The waves would get to haunt you,

drawing you back

to the sands and the sky,

to the blue and the green,

to the wet and whiteness

of crests you’d watch

lapsing into foam, lost

soul-essences in

quest of God knows what

past the horizon.

Scene

The Adriatic spreads to the horizon.

Our balcony gives on to the latest dawn.

It’s very early, yet a boy is up and curving

into wet sparkle from a pier-like spit.

It’s well under way again, this ordinary

wonder, rotated curvature of light,

event the previous lot kept witnessing

when they were the ones who loved, who thought they sought…

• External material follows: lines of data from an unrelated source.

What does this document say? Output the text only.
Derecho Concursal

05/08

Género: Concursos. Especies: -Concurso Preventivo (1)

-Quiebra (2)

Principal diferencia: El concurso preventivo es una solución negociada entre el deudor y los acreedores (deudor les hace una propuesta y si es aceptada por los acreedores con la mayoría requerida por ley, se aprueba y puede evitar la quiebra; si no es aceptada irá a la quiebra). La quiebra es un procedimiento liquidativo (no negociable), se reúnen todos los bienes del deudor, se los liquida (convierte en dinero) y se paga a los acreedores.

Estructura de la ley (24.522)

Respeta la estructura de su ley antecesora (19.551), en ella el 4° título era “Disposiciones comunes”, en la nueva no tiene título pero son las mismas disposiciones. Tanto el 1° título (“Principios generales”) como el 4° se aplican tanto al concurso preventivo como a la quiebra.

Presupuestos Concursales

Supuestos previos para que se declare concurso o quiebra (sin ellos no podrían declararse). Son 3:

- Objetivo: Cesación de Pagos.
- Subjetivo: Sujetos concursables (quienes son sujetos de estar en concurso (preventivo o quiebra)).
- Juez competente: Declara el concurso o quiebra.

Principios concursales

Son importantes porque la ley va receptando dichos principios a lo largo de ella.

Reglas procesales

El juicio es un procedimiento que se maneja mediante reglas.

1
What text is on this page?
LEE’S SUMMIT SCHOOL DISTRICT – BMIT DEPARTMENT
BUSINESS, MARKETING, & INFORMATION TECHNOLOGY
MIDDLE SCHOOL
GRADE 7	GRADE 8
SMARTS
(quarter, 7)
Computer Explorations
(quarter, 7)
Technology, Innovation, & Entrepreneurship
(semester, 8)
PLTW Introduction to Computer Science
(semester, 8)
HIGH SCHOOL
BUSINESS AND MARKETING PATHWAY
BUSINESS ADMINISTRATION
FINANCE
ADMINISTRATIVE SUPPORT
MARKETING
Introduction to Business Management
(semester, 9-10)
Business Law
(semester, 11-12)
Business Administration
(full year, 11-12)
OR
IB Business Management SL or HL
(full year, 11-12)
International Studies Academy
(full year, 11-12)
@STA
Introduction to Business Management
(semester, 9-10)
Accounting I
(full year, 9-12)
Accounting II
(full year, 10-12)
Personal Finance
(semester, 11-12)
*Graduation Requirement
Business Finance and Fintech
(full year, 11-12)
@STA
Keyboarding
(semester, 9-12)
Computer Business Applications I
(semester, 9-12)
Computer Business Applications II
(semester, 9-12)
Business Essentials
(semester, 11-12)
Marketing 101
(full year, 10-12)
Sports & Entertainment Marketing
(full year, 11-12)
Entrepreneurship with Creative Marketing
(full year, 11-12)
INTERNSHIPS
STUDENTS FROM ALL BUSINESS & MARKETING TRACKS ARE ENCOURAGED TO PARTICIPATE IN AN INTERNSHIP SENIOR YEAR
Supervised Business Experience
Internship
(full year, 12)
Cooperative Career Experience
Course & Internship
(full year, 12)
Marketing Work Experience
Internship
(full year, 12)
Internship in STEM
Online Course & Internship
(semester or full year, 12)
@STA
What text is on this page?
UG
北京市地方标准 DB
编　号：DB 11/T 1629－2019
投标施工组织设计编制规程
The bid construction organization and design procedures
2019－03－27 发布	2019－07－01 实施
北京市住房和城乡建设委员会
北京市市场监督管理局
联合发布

There’s a low clap from where the waves collapse,

and yet a silence can be heard.

When, as I do these days, I let them catch

up on me, inklings of a final lapse,

I set them wish-fulfillingly in such a scene,

people turning sleepily or waking up,

waters extending for miles, a boy diving,

the looker on no longer looking on.

Reverie

I was leaning on a rail

at the bottom of steps

where two streets converge –

one heading towards

stone and sanctity,

the other towards

lecture theatres and pubs.

I was waiting and waiting

and no one showed

(the wrong day),

until I drifted off, fell

into a reverie,

‘a brown study’,

and seemed to slide

outside allotted

purposes as body

after body scurried,

pressed and hurried

towards the next stage.

Music began to play

beside me; a young busker

with harmonica

and guitar hummed

some Bowie, strumming

shyly at first, though deftly,

then stopped, then riffed

chords of a lost song

that took me right back –shall I

tell you about my life?…

no one I’d rather be,

but I just wish that I’d never –

languorous, electronic

swoops, lifts and licks

that dropped and left me

in the dismal, pure

palace-vacuum of teenage

sehnsucht, waiting for

it to unfurl, waiting.

Janus

1

Scimitar in the January sky –

it starts again,

the moon as resurgent emblem.

‘Renewal’, so its tacit lunar hum

might be saying with mirthless irony,

‘beckons’.

Well, why not wax as well as wane?

2

…Scimitar in the frost-clear sky

seeming to cut its own shape stroke by stroke

until it hangs there, above

us, staring down like

a painting by a cold-eyed master-monster

who has foreseen more

than we can, without flinching, bear

to contemplate the thought of.

Not That Only

‘Don’t like the Italian poems so much’

the email growled. The nerve it tried to touch

just slumbered on, but later he’d to ask,

‘Why write about Venetian scene or masque

when there is plenty enough misery

for you to shape a simile

from in the street: cemented shore

wealth’s tides have ebbed from?’ And, yes, the raw

faces that turn up for cutback benefits

– they drag out pity as they lower spirits.